Malware + Security News

Masque Attack: iOS Vulnerability or Feature By-Design?

Posted on November 11th, 2014 by

Masque Attack facts and myths

The Mac Observer published information about a new iOS threat, dubbed "Masque Attack," which lets attackers replace valid apps with their own malicious apps. Masque Attack affects both non-jailbroken and jailbroken iOS devices running iOS 7.1.1, 7.1.2, 8.0, 8.1, and 8.1.1 beta.

However, before we go any further, let's talk a little about this "vulnerability" (or as Apple would say, "it's not a bug, it's a feature"). To start, nothing here is actually a flaw; there are valid reasons that this exists.

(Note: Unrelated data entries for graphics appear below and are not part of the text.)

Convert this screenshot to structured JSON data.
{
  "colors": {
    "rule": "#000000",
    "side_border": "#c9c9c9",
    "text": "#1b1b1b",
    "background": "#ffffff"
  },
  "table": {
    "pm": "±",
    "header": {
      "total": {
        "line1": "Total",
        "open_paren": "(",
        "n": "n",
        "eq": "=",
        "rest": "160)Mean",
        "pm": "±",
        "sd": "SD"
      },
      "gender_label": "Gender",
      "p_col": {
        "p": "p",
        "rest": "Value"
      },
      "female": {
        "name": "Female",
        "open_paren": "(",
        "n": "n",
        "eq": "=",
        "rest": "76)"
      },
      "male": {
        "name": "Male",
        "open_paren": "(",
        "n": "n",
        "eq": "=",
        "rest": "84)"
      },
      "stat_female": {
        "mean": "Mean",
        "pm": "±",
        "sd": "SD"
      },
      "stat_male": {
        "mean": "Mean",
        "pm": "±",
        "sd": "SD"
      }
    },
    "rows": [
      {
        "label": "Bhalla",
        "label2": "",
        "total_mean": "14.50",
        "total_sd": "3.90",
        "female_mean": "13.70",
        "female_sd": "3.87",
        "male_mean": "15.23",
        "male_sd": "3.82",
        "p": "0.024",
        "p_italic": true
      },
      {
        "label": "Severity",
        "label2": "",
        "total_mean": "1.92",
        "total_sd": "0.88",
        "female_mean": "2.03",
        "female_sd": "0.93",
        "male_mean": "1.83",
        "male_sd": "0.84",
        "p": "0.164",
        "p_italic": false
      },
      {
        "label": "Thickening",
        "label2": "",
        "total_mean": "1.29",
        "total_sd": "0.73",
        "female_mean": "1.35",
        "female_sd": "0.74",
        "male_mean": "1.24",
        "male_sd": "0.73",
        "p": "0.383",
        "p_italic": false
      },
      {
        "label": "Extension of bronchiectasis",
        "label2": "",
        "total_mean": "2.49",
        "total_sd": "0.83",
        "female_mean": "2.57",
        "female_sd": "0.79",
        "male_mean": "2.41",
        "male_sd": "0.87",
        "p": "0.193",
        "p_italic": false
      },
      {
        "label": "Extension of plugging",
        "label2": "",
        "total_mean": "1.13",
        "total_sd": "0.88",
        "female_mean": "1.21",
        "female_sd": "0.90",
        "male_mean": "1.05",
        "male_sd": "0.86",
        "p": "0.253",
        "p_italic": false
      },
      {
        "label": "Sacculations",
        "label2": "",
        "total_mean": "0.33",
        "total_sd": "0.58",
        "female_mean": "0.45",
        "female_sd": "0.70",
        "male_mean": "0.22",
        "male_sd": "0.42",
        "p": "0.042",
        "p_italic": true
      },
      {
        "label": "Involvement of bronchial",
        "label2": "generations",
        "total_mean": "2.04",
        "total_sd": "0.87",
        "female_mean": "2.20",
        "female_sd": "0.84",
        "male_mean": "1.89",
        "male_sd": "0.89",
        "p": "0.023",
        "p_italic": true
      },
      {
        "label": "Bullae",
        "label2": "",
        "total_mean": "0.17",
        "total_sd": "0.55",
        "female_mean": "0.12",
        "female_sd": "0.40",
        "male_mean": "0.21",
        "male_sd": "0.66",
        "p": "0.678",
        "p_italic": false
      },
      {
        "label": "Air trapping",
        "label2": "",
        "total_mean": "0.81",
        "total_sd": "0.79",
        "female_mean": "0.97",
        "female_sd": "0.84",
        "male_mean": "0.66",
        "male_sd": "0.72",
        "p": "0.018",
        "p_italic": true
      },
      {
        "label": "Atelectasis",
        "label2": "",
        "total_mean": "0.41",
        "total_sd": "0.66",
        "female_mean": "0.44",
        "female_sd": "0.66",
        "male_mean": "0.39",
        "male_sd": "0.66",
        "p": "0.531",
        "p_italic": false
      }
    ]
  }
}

Yes, the design opens up a "hole" that can potentially be exploited, but it is also used every day by enterprises.

The valid use case explained

Following are steps to show how a typical enterprise employee may use this feature.

  1. Employee downloads and installs a corporate app from the Apple App Store. (Many enterprises provide apps for their employees on the App Store.)
  2. Employee upgrades to the Corporate MDM Solution to get full enterprise access.
  3. Through MDM, the enterprise pushes out a new version of the app they have in the App Store with more features, or quicker updates (or whatever the reason).

In the above valid use case, the app keeps working, has access to all the data it had before, and the employee goes about his or her daily activities.

Essentially what this hole is exposing is a design decision made by Apple to keep life easier for enterprises, and a feature many of them use every day.

In order to get to this hole, the attacker must deliver an App ID that has already been installed on the target device. In other words, in FireEye's example, clicking to install "New Flappy Bird" installs a new Gmail client. If the Gmail client wasn't already on the device, then the attack is basically meaningless since it didn't compromise any data.

Moreover, there is a second exploit that Masque Attacks use: Apps that are installed outside of the traditional App Store development process have access to undocumented API's.

While this is true—perhaps even a dirty little secret—it's something that enterprises do every day. For example, many enterprises push tools to their IT department to do packet sniffing, wireless network detection, and more. Most of these tools use undocumented API's, because Apple doesn't want these API's exposed to the masses or used in apps on the App Store.

Therefore, while security researchers have documented both of these "holes," there is nothing here that Apple is most likely going to close without changing the way it deals with enterprises.

Even so, Apple could turn off these bogus apps and the bogus certificate at the flip of a switch, without needing to deploy any operating system updates to do so. They just need to find the malicious enterprise certificate, and then kill it, effectively shutting down the attackers.

How to identify if your iPhone is infected

iOS 7 enterprise customers can check whether there are apps already installed through Masque Attacks by checking the enterprise provisioning profiles installed on their iOS devices, which indicate the signing identities of possible malware delivered by Masque Attacks, by checking Settings > General > Profiles for "PROVISIONING PROFILES." If found, deleting a provisioning profile will prevent enterprise signed apps which rely on that specific profile from running.

However, iOS 8 enterprise customers will not show provisioning profiles already installed on the devices.

Apple has changed the rules with iOS 8 so users no longer have to deal with Provisioning Profiles. Provisioning Profiles must now be installed via USB from Xcode, Configurator, or even malware on the Mac as was pointed out by the WireLurker malware, or via MDM or SCEP. The user can’t just install them.

Deleting the suspicious app in iOS 8 also deletes the provisioning profile provided with the app, assuming no other apps need that profile. Profiles automatically get removed by iOS 8 now when they expire.

Nonetheless, it's possible on iOS 8 that the profile gets imbedded in the app, so if you click Install on the first pop-up, whether from a text or via email, and then click the Trust button when the Untrusted App Developer alert comes up, then the app and the certificate get installed.

The biggest problem at the moment is that iOS 8 users cannot easily identify that they have bogus credentials installed on their device (after doing things that they should not do to begin with).

How to stay protected from Masque Attacks

There are three simple steps to protect yourself from Masque Attacks:

  1. Only install iOS apps from Apple's official App Store.
  2. Pay close attention to pop-ups asking to install something from a third-party web page, no matter what the pop-up says about the app.
  3. When launching apps, if the "Untrusted App Developer" alert displays, click "Don't Trust" and uninstall the app immediately.